Feeling satisfied that the train was safe, Mr Curnow had made all speed back to Glenrowan, where he found his wife and sister in a state of anxious dread for his safety and their own. Only a few minutes before, a man whom they believed to be Ned Kelly had come to the house; but it proved to be a stranger just arrived in Glenrowan, and the return of Mr Curnow relieved them of their greatest fear. Hiding away the scarf and his clothes, which were soaked with dew from the long grass, the schoolmaster went to bed, telling the others to do the same, so that if the outlaws came they should have no proof against him of having warned the police. When the sound of the firing began he dressed himself hastily and went over to learn the news, but was ordered by the police to return to his house. Up to this time, while Curnow and Bracken had won credit for themselves, the police had done nothing in particular to forfeit it. When the shooting began, though women and children suffered, ignorance justified the fierce firing, and the attacking party were not to blame. From this time on ward almost nothing was done which any member of the force engaged can look back upon with bare satisfaction, let alone with pride. An entire absence from foolish rashness is the only commendable quality of which the police gave evidence that day, and this was shown to such as strikingly unheroic degree that people smiled cynically when commending it.

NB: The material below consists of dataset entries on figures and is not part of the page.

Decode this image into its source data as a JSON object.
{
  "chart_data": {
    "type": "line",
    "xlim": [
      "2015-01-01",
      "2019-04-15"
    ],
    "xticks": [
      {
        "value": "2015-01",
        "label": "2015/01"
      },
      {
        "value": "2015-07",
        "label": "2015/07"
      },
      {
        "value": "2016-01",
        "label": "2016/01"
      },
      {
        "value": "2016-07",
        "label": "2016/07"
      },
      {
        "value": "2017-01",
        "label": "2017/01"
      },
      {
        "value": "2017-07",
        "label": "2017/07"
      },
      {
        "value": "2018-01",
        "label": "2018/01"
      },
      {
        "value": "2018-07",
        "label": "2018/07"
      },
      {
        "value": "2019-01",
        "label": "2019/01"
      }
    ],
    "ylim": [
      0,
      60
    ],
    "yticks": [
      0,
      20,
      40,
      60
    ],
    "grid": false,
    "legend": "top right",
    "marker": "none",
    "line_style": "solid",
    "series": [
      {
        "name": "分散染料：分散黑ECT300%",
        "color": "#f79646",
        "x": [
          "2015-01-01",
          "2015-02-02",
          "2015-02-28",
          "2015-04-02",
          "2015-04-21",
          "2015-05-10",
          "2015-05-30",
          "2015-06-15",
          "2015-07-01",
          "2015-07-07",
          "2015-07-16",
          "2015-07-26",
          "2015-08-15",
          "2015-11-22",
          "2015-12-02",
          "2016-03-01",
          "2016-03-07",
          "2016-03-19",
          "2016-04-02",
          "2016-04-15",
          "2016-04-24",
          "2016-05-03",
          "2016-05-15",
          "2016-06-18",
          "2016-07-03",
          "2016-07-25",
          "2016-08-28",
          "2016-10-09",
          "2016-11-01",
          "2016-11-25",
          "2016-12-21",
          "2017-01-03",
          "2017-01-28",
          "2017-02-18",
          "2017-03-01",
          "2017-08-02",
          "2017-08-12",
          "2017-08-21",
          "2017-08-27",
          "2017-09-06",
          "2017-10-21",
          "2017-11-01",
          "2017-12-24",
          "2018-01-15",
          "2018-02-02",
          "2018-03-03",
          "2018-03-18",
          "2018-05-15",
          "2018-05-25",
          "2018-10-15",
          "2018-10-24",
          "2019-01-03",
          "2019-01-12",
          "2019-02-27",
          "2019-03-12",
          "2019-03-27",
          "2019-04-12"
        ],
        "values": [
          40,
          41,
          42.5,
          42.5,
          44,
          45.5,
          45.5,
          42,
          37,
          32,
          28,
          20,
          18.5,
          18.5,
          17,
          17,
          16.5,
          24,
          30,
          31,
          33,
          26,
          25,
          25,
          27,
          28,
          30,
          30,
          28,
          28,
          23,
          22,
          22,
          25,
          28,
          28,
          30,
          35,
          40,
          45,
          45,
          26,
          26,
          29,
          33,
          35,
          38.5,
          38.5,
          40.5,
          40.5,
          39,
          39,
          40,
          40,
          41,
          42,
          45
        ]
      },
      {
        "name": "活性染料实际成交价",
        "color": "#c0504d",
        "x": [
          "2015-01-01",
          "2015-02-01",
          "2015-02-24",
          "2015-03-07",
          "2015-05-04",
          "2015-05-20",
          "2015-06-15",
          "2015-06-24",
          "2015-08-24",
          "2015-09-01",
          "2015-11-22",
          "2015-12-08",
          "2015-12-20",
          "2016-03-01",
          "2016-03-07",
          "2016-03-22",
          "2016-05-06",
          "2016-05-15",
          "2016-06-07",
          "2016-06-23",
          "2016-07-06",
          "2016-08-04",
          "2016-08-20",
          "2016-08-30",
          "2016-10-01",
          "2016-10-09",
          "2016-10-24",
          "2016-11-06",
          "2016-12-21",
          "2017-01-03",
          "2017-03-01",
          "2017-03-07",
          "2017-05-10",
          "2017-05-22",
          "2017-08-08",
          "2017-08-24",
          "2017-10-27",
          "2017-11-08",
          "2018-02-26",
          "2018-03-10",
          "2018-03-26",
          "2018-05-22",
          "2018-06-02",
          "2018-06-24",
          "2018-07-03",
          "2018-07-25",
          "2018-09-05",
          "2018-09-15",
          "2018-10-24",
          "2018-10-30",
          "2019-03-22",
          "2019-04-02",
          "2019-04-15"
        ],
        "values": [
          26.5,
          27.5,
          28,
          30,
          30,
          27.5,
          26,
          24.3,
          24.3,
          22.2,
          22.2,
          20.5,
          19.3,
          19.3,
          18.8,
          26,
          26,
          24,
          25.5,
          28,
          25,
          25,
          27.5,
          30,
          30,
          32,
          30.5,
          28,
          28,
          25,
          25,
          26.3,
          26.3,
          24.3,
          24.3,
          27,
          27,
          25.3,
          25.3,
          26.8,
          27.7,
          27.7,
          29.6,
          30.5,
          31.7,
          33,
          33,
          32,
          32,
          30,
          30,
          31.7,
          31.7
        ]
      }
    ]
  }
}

Matters had begun well enough with the spirited rush by Mr Hare and his constables, but that charge has either begun in heedlessness, or it stopped too soon. If Mr Hare’s object was to avoid possible loss of life and merely prevent the outlaws’ escape, he might have disposed his men so as to surround the house and shut up the enemy within it. If, on the other hand, his intention was to take the hotel by assault, one is surprised that he was checked in this bold design by a mere shot in the wrist. The odds against the outlaws were four to one. With the exception of himself, not a man of his force was wounded by the first volleys, and a determined rush upon the house would have secured it, putting an end one could contemplate with satisfaction to the bushrangers’ long career.
But if the first attack was badly advised or half-heartedly executed, it was heroism itself compared with what followed. Knowing that non-combatants were in the house, the police, firing more or less from shelter, continued to pitilessly riddle it with shot, and in the early discharges one of Mrs Jones’ children was mortally wounded. Another, a girl of fifteen or sixteen, had been particularly friendly with the Kellys, as had been also her mother, and the latter must have cursed the impulse which had made her detain the prisoners for Ned Kelly’s interrupted lecture. Now, she turned upon them fiercely, denouncing them as curs for not leaving the house and fighting in the open, while she also heaped frantic curses upon the police when after the first discharge her little boy was heard screaming piteously in the pitch-dark room where he lay. Everyone longed to escape, but between fear of the outlaws and the police no one dared make a move. Presently the firing slackened, and Miss Jones walked into the big dark room where the prisoners crouched close together on the floor, and speaking with orders from the Kellys, she said, ‘All women and children are to leave the house.’